Usage traditionnel Action antiseptique, antiparasitaire et anti-inflammatoire. Plutôt que de tester l’efficacité des usages traditionnels de l’écorce interne du pau d’arco lapacho bio et de chercher à améliorer la qualité des extraits qu’on en tire, les recherches ont principalement porté sur l’isolation de molécules pouvant servir à l’élaboration de médicaments brevetables pour combattre le cancer. Si bien que la science a peu de choses à nous apprendre au sujet des usages traditionnels de l’écorce.

Cependant, les résultats d’études in vitro ou menées sur des animaux de laboratoire tendent à confirmer que certains composés du pau d’arco lapacho bio auraient bel et bien des propriétés anti-infectieuses, antidouleur et anti-inflammatoire4, comme le veut la tradition. La bêta-lactone, un composé purifié du pau d’arco lapacho bio s’est révélée aussi active que le médicament anthralin pour contrer l’hyperprolifération des cellules de la peau, ce qui pourrait être utile pour soigner le psoriasis5.

Par ailleurs, au cours d’essais in vitro, des chercheurs ont observé qu’un extrait fluide tiré de l’écorce interne du pau d’arco lapacho bio avait des propriétés antifongiques, antibactériennes et antiparasitaires et qu’un extrait aqueux avait des effets anti-inflammatoires. Les essais permettant de confirmer ou d’infirmer l’utilité clinique de ces extraits chez l’être humain manquent cependant à l’appel pour le moment1.

Lapachol et cancer. Dès le début des programmes de recherche financés par le National Cancer Institute des États-Unis, l’intérêt des chercheurs s’est presque exclusivement porté sur le lapachol, un dérivé de la naphtoquinone relié à la vitamine K. Il s’agit de l’une des 18 quinones principales identifiée à ce jour dans le pau d’arco lapacho bio, surtout dans l’écorce interne1.
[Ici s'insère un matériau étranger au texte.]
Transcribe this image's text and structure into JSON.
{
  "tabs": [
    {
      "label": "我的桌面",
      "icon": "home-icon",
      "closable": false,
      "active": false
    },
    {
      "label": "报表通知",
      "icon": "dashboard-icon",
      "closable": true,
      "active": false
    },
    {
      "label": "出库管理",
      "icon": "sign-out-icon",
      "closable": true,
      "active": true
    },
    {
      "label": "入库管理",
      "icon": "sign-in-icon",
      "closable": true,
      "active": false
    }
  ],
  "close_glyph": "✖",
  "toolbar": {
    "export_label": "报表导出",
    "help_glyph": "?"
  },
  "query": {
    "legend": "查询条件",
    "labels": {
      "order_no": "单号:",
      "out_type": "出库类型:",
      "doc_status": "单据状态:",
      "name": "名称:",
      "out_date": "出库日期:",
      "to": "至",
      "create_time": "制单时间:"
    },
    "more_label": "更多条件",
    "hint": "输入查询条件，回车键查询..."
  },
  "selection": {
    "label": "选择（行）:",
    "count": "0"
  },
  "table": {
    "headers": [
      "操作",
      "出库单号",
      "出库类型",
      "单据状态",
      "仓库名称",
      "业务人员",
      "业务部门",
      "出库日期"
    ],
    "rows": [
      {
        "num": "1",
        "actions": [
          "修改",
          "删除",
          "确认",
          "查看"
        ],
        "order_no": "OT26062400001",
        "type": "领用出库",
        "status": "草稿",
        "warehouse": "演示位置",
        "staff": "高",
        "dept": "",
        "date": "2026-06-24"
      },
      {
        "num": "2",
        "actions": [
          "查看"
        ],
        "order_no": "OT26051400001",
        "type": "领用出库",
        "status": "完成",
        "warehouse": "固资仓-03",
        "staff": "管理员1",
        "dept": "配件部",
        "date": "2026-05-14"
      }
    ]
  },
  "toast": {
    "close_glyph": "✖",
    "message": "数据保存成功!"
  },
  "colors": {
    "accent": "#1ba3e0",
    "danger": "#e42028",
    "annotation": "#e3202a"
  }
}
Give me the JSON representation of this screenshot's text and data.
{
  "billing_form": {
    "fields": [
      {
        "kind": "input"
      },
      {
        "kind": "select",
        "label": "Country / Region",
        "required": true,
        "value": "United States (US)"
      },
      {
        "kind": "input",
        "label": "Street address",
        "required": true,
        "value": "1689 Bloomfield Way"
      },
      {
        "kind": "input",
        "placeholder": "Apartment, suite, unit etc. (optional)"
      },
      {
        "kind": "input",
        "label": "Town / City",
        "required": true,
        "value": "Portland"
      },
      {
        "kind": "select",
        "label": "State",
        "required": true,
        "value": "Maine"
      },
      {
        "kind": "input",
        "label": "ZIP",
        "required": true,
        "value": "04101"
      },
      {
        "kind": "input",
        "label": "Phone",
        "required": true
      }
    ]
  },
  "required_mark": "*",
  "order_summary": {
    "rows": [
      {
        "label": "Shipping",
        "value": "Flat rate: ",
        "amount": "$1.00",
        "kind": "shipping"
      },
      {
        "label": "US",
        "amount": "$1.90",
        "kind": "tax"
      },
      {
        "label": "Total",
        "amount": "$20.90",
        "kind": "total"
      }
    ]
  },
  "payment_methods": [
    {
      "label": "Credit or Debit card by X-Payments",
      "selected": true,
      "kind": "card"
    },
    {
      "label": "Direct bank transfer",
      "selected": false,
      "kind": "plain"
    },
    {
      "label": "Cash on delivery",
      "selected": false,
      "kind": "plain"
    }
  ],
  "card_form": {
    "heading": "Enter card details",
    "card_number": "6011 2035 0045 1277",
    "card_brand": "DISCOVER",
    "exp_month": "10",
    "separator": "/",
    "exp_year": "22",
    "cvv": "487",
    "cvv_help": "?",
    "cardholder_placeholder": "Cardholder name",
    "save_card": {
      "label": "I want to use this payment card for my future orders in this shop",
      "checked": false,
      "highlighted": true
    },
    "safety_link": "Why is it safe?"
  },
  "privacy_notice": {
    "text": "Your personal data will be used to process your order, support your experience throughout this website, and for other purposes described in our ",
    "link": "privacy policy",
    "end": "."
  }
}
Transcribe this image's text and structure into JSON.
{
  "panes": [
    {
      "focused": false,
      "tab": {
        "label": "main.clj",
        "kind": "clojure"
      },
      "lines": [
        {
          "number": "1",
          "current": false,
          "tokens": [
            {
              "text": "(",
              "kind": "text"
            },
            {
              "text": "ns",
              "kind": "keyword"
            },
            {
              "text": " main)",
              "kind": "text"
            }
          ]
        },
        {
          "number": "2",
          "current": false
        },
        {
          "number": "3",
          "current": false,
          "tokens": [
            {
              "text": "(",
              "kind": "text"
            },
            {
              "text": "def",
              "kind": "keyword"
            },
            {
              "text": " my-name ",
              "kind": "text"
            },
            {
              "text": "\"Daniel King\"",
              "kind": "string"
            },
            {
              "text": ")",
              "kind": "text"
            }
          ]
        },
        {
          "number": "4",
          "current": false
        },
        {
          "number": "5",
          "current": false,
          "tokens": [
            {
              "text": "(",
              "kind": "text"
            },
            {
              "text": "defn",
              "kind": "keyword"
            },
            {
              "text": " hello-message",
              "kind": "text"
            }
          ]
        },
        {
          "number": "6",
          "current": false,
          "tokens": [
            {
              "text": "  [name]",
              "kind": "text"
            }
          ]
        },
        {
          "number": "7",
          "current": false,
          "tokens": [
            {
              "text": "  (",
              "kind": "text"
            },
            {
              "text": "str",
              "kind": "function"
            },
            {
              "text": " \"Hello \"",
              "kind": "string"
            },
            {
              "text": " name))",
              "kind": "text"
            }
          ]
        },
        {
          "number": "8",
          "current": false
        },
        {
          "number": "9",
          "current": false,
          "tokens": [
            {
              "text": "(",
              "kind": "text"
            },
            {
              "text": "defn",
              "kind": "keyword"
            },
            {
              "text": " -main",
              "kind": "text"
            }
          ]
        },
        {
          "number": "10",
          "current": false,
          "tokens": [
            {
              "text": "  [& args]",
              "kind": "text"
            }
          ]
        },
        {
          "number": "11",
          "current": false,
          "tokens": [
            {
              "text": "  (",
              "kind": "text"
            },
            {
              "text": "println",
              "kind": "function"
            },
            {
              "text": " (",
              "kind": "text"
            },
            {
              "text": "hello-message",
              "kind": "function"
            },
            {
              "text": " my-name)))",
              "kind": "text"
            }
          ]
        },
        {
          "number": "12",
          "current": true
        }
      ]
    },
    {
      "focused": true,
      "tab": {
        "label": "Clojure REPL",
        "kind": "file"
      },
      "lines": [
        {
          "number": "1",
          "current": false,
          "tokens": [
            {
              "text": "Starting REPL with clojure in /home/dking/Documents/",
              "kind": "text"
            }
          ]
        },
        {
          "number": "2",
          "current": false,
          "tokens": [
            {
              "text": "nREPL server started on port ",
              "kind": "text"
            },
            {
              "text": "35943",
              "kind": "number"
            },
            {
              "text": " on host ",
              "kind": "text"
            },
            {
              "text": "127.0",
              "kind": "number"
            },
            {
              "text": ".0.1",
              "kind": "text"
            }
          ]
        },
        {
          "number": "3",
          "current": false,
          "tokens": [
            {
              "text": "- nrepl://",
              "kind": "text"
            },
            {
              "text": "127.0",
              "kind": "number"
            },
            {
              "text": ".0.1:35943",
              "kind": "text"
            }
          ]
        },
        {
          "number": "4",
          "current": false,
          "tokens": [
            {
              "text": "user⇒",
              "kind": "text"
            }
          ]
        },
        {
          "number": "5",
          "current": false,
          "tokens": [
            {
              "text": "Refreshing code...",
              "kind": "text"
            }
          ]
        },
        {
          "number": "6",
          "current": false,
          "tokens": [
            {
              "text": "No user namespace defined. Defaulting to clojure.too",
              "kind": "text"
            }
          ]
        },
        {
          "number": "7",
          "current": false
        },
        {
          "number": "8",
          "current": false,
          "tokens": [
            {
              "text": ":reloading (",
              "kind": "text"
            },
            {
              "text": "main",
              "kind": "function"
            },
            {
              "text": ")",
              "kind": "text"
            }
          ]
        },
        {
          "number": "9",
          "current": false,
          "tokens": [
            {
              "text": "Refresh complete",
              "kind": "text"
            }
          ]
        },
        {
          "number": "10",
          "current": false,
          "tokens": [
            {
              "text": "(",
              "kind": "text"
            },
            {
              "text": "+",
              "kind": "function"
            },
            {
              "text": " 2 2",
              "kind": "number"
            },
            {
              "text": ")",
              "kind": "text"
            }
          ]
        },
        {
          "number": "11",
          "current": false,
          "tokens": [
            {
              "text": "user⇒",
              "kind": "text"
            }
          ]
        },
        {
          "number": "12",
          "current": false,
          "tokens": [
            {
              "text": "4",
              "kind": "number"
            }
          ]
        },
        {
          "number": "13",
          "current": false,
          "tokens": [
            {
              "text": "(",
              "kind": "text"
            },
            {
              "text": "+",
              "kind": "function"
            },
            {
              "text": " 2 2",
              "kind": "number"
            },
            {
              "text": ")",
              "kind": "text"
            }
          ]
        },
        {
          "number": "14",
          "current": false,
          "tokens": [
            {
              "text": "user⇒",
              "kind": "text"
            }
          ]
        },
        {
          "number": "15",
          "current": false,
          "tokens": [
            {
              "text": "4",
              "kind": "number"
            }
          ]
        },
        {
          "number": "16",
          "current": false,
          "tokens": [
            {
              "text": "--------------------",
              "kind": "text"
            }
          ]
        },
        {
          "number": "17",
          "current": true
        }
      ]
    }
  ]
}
Les scientifiques se sont rapidement butés à des problèmes de toxicité. En effet, le lapachol pris isolément peut notamment entraîner une anémie et inhiber la coagulation sanguine. Les recherches ont alors été abandonnées. Actuellement, la communauté scientifique s’intéresse à d’autres quinones du pau d’arco lapacho bio, notamment l’alpha et le bêta-lapachone, ainsi qu’à certains de leurs dérivés, mais pour le moment les essais sur les humains manquent à l’appel1.

Précautions

Attention

Bien qu’on ne rapporte aucun cas de toxicité résultant de la consommation de l’écorce interne du pau d’arco lapacho bio, le lapachol, l’un de ses composés, pris isolément peut inhiber la coagulation sanguine1.
Lorsqu’on a donné du lapachol pur à des rates enceintes, tous les foetus sont morts tandis que les mères n’ont pas semblé affectées13. On n’a, par contre, jamais rapporté d’effet semblable à la suite de la consommation de l’écorce interne du pau d’arco lapacho bio.
Contre-indications

Aucune connue pour l’écorce interne de pau d’arco lapacho bio.
Effets indésirables

Aucun connu pour l’écorce interne de pau d’arco lapacho bio.
Interactions

Avec des plantes ou des suppléments

Aucune connue pour l’écorce interne de pau d’arco lapacho bio.
Avec des médicaments

Aucune connue pour l’écorce interne de pau d’arco lapacho bio.
Sur les tablettes

En Amérique du Nord, le pau d’arco lapacho bio est vendu sous forme de gélules ou de poudre d’écorce interne, d’extraits liquides, ou de sachets à infuser.

L’identification des espèces du genre botanique auquel appartient le pau d’arco lapacho bio est relativement difficile. Cela a d’ailleurs donné lieu à une grande confusion. Il existe une centaine d’espèces d’arbres et d’arbustes appartenant au genre Tabebuia. Pour une meilleure identification parmi les spécimens de grande taille, il peut être nécessaire d’attendre que l’arbre produise ses graines, seul moyen infaillible pour déterminer l’espèce (T. avellanedae ou T. impetiginosa).

Pour compliquer davantage les choses, les indigènes du Brésil ont parfois donné le nom de pau d’arco à des arbres d’un autre genre botanique, les Tecoma (qui donnent le bois de teck). Cette confusion se retrouve même chez certains taxonomistes. L’écorce d’une autre espèce est donc parfois vendue sous le nom de pau d’arco sans qu’on n’en sache rien. Aussi, dans certains cas, le contrôle de la qualité n’étant pas assuré, c’est l’écorce externe plutôt que l’écorce interne qui est commercialisée.